I believe that my first job in life is to be a mother to my kids. I've always felt that if you don't have kids, you can do whatever the Hell you want with your life. If you want to drink martinis off someone's butt, help yourself. If you want to make reckless, irresponsible choices, have at it. If you want to sleep around, well, get to humping (as my dear friend Leah would say). But I think once you have a child, you don't get to screw up like that (voluntarily) because you have to be responsible for someone else. You have to put them first. I feel like if you voluntarily bring someone into this world, it's your duty to do your best to not mess them up. Not saying you can't have a life. I do and it's a pretty awesome one. A lot of it includes them and quite a lot of it doesn't include them. They still come first.
I know that grinds some people's gears, but I believe that when I became a mother I gave up the right to put myself first. I willingly and voluntarily gave up that right. That does not mean that I never do anything for myself and it does not mean that I spend my entire life doing things for my kids. It means, in my life, that what they need comes before what I need and they always and forever will get the last piece of bread, even if it's the end piece which I really, really love. It means I drag my ass to Tae Kwon Do when I'm exhausted and want to sit on the couch and watch "Maury" so I can see if Big Pimpin' Willie really IS the father (the answer: usually). It means I have long, detailed conversations with them about everything from miscarriage to the meaning of life, even though I don't feel like doing that because sweet Fancy Moses is it uncomfortable. It means that when I mess up, I admit it, live with it, and even apologize. And it means that when they mess up, they pay the consequences.

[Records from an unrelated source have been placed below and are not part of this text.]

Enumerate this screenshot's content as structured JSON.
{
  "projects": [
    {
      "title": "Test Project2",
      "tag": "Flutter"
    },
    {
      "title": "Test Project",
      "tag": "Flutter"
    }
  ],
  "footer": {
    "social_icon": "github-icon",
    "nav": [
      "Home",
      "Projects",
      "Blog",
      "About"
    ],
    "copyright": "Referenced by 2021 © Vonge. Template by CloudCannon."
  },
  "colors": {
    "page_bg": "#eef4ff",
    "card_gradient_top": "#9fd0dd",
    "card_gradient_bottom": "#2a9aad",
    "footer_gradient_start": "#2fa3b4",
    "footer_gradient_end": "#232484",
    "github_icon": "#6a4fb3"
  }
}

It's also not up to the Sunday school teacher or the Police Officer or the neighbor to show them compassion. I'm pretty sure if I'm a Police Officer and someone is firing a gun at me, I'm going to shoot back. That's part of the training they go through, I'm almost positive. You can't just let someone shoot you in the head. You have to act. Innocent people could get killed. Even more lives could be destroyed. You can't think, in that moment, about the momma who is going to be crying on the local news about her dead son.
It's tragic. Every bit of it.
I don't know if that momma did everything she could. I believe in my heart that a lot of parents do. I think they punish. They are loving, but firm. They pray. They send them to rehab. They ground them, they take away privileges, they scream, they cry and then they pray some more. They lose their minds with grief and they sometimes they lash out when they just can't take it anymore. They practice tough love even when it's killing them inside and still, for whatever reason, the kids don't turn out. I'm keenly aware that I can do everything in my power to raise decent human beings and in six years my children could be drug addicts or robbers or murderers or something even worse that I don't even know about. I'm aware that mental illness runs through my family tree and that my children could become people I don't even know at all. I know, quite painfully, how it feels to have someone you love turn their back on you. Reject you. Hurt you. I knew all this when I took on the role as their mother. All I can do is the best I can do.

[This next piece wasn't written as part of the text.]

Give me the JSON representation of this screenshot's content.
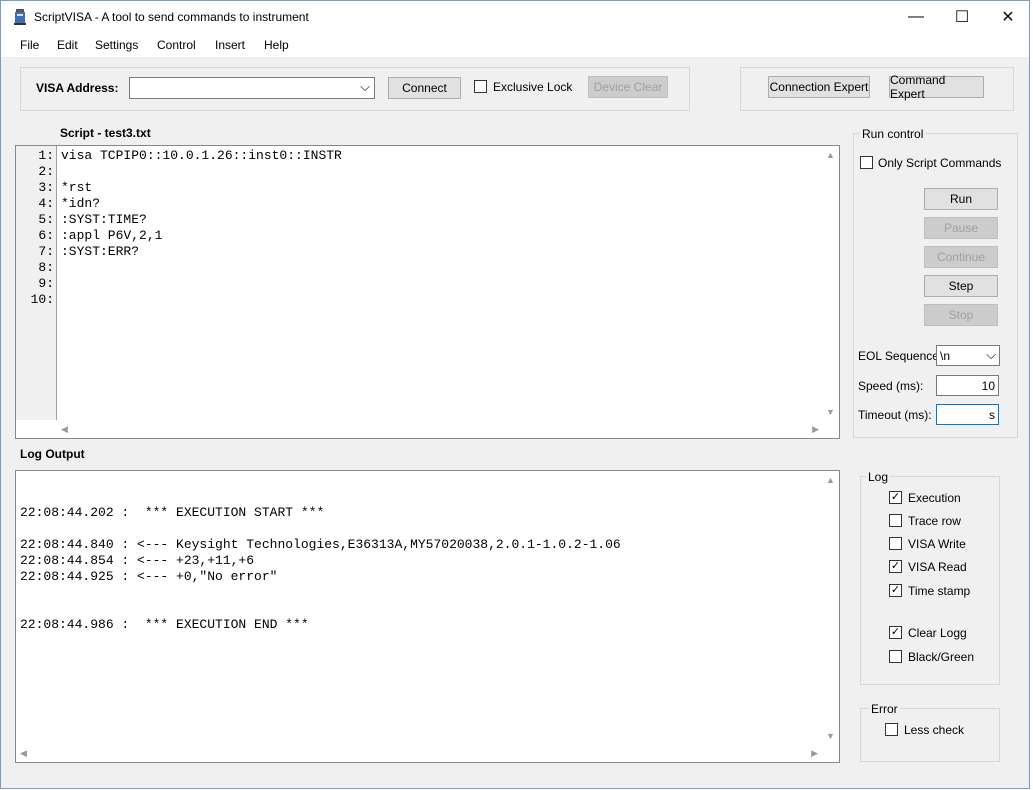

I guess that's my point though. We (and I include myself here for a reason) need to do the best we can do. If our kid does something wrong and destroys someone else's property, we need to apologize and fix it, not scream in the homeowners face about how "my kid can do whatever he wants!" and whatnot. We need not curse repeatedly at every stupid driver we encounter (I'm looking inward on this one, I promise. Hard) and then act all surprised when our kid thinks everyone is a sucky driver but us and tells the pastor about it. We need to speak kindly to our spouses even when they are being a complete freaking dillweed and we want to stab them in the neck. Because we need to show them how adults treat each other so they can have some hope of having positive relationships in their future. And then we can stab our spouses in the neck in private. (No. Don't do that really)
We need to make our kids accountable. WE need to be accountable. Every one of all of us.
I'm going to do better. I'm not going to be perfect, ever, but I'm going to be better.
It's my responsibility. It is my privilege. It is my honor.